Let no unwholesome words proceed from your mouth, but only such a word as is good for edification according to the need of the moment, so that it will give grace to those who hear.
The Greek word translated unwholesome is sapros, which literally means “rotten, over-ripe, over-done” and conjures an appropriate image of nasty, foul-smelling fruit.
The Greek word translated proceed is ekporeuomai, which literally means “to journey out from” and emphasizes the outcome, the end-product of the journey. I love how that meaning adds depth to what Paul is writing.
Paul is saying, in essence, “Let no rotten words journey up from your heart and out through your mouth if the end-product will be destruction and pain.”
I love how frank God is with us in His word. He knows our frames and our faltering condition; He knows that our hearts are factories for both life-giving, beautiful words and nasty, rotten words unfit for speaking. We have divided hearts and we can create some rotten thoughts, feelings and words.
The question, then, becomes, what are we to do with these rotten words? Will we allow them to be passed through the deadly assembly line from the heart through the mouth to the hearer? If not, how do we deal with them?
When rotten words are on the edge of our tongues, we must do truly radical work, which means we must look for the root of that rottenness in our hearts. When nasty behavior or language start to rear their ugly heads, I ask my boys and myself the question, “What’s going on in your heart right now?”
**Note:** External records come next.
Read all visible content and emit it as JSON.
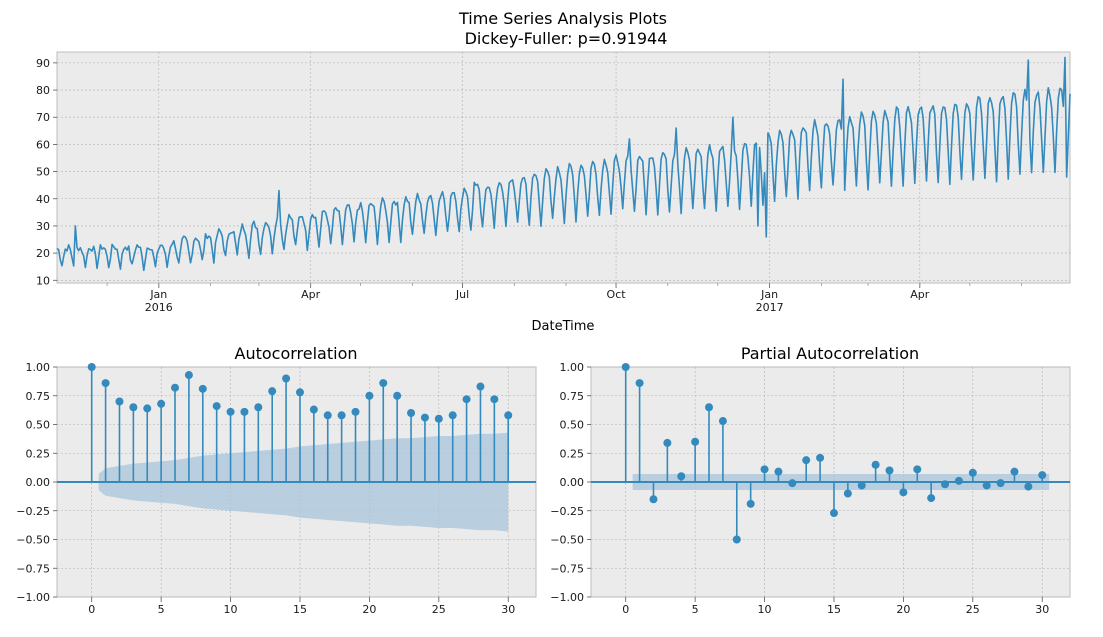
{
  "chart_data": [
    {
      "type": "line",
      "title_line1": "Time Series Analysis Plots",
      "title_line2": "Dickey-Fuller: p=0.91944",
      "xlabel": "DateTime",
      "ylabel": "",
      "x_start": "2015-11-01",
      "x_end": "2017-06-30",
      "ylim": [
        9,
        94
      ],
      "yticks": [
        10,
        20,
        30,
        40,
        50,
        60,
        70,
        80,
        90
      ],
      "xticks": [
        {
          "date": "2016-01-01",
          "label": "Jan",
          "label2": "2016"
        },
        {
          "date": "2016-04-01",
          "label": "Apr",
          "label2": ""
        },
        {
          "date": "2016-07-01",
          "label": "Jul",
          "label2": ""
        },
        {
          "date": "2016-10-01",
          "label": "Oct",
          "label2": ""
        },
        {
          "date": "2017-01-01",
          "label": "Jan",
          "label2": "2017"
        },
        {
          "date": "2017-04-01",
          "label": "Apr",
          "label2": ""
        }
      ],
      "grid": true,
      "series_color": "#348ABD",
      "trend_points": [
        {
          "date": "2015-11-01",
          "value": 20
        },
        {
          "date": "2016-01-01",
          "value": 20
        },
        {
          "date": "2016-03-15",
          "value": 29
        },
        {
          "date": "2016-07-01",
          "value": 38
        },
        {
          "date": "2016-10-01",
          "value": 48
        },
        {
          "date": "2016-12-15",
          "value": 52
        },
        {
          "date": "2017-02-01",
          "value": 60
        },
        {
          "date": "2017-04-01",
          "value": 64
        },
        {
          "date": "2017-06-30",
          "value": 70
        }
      ],
      "weekly_amplitude": {
        "start": 4,
        "end": 22
      },
      "spikes": [
        {
          "date": "2015-11-12",
          "value": 30
        },
        {
          "date": "2016-03-13",
          "value": 43
        },
        {
          "date": "2016-07-08",
          "value": 46
        },
        {
          "date": "2016-10-09",
          "value": 62
        },
        {
          "date": "2016-11-06",
          "value": 66
        },
        {
          "date": "2016-12-10",
          "value": 70
        },
        {
          "date": "2016-12-25",
          "value": 30
        },
        {
          "date": "2016-12-30",
          "value": 26
        },
        {
          "date": "2017-02-14",
          "value": 84
        },
        {
          "date": "2017-06-05",
          "value": 91
        },
        {
          "date": "2017-06-27",
          "value": 92
        }
      ]
    },
    {
      "type": "stem",
      "title": "Autocorrelation",
      "xlim": [
        -2.5,
        32
      ],
      "ylim": [
        -1.0,
        1.0
      ],
      "xticks": [
        0,
        5,
        10,
        15,
        20,
        25,
        30
      ],
      "yticks": [
        -1.0,
        -0.75,
        -0.5,
        -0.25,
        0.0,
        0.25,
        0.5,
        0.75,
        1.0
      ],
      "ytick_labels": [
        "−1.00",
        "−0.75",
        "−0.50",
        "−0.25",
        "0.00",
        "0.25",
        "0.50",
        "0.75",
        "1.00"
      ],
      "xtick_labels": [
        "0",
        "5",
        "10",
        "15",
        "20",
        "25",
        "30"
      ],
      "lags": [
        0,
        1,
        2,
        3,
        4,
        5,
        6,
        7,
        8,
        9,
        10,
        11,
        12,
        13,
        14,
        15,
        16,
        17,
        18,
        19,
        20,
        21,
        22,
        23,
        24,
        25,
        26,
        27,
        28,
        29,
        30
      ],
      "values": [
        1.0,
        0.86,
        0.7,
        0.65,
        0.64,
        0.68,
        0.82,
        0.93,
        0.81,
        0.66,
        0.61,
        0.61,
        0.65,
        0.79,
        0.9,
        0.78,
        0.63,
        0.58,
        0.58,
        0.61,
        0.75,
        0.86,
        0.75,
        0.6,
        0.56,
        0.55,
        0.58,
        0.72,
        0.83,
        0.72,
        0.58
      ],
      "conf_band": [
        0.07,
        0.12,
        0.14,
        0.16,
        0.17,
        0.18,
        0.19,
        0.21,
        0.23,
        0.24,
        0.25,
        0.26,
        0.27,
        0.28,
        0.29,
        0.31,
        0.32,
        0.33,
        0.34,
        0.35,
        0.36,
        0.37,
        0.38,
        0.38,
        0.39,
        0.4,
        0.4,
        0.41,
        0.42,
        0.42,
        0.43
      ],
      "color": "#348ABD",
      "band_color": "#a8c6dc"
    },
    {
      "type": "stem",
      "title": "Partial Autocorrelation",
      "xlim": [
        -2.5,
        32
      ],
      "ylim": [
        -1.0,
        1.0
      ],
      "xticks": [
        0,
        5,
        10,
        15,
        20,
        25,
        30
      ],
      "yticks": [
        -1.0,
        -0.75,
        -0.5,
        -0.25,
        0.0,
        0.25,
        0.5,
        0.75,
        1.0
      ],
      "ytick_labels": [
        "−1.00",
        "−0.75",
        "−0.50",
        "−0.25",
        "0.00",
        "0.25",
        "0.50",
        "0.75",
        "1.00"
      ],
      "xtick_labels": [
        "0",
        "5",
        "10",
        "15",
        "20",
        "25",
        "30"
      ],
      "lags": [
        0,
        1,
        2,
        3,
        4,
        5,
        6,
        7,
        8,
        9,
        10,
        11,
        12,
        13,
        14,
        15,
        16,
        17,
        18,
        19,
        20,
        21,
        22,
        23,
        24,
        25,
        26,
        27,
        28,
        29,
        30
      ],
      "values": [
        1.0,
        0.86,
        -0.15,
        0.34,
        0.05,
        0.35,
        0.65,
        0.53,
        -0.5,
        -0.19,
        0.11,
        0.09,
        -0.01,
        0.19,
        0.21,
        -0.27,
        -0.1,
        -0.03,
        0.15,
        0.1,
        -0.09,
        0.11,
        -0.14,
        -0.02,
        0.01,
        0.08,
        -0.03,
        -0.01,
        0.09,
        -0.04,
        0.06
      ],
      "conf_band_value": 0.07,
      "color": "#348ABD",
      "band_color": "#a8c6dc"
    }
  ]
}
Oftentimes my rotten words come from a heart that is fretting and fuming, too busy, too envious, too threatened. But particulars aside, they always proceed out of a heart that needs a fresh application the good news of the gospel.
Once we have done the radical work of figuring out why our words are rotting, we will have to assess the next steps. Sometimes we realize that the fault was all ours; sometimes we can overlook a wrong or a particular circumstance; other times we must follow the Matthew 18 protocol. Once we have dealt with the rottenness in our heart through the gospel, we will be able to assess what edifying, life-giving words must be used, even if that means a gracious rebuke.
There is one who speaks rashly like the thrusts of the sword, but the tongue of the wise brings healing. Proverbs 12:18
Build-up words don’t always have to be saccharine sweet. Sometimes the words that give healing grace for the moment are the words of a loving rebuke or correction. But loving correction can never proceed from a rotten heart.
When we blow it, when they blow it, and rotten words wreak their havoc, we will have an opportunity to demonstrate the power of words by saying and modeling two phrases: “I am sorry” and “You are forgiven.” Thus we shall continue until the day when our rotten hearts are completely uprooted and only the language of life will proceed from our lips.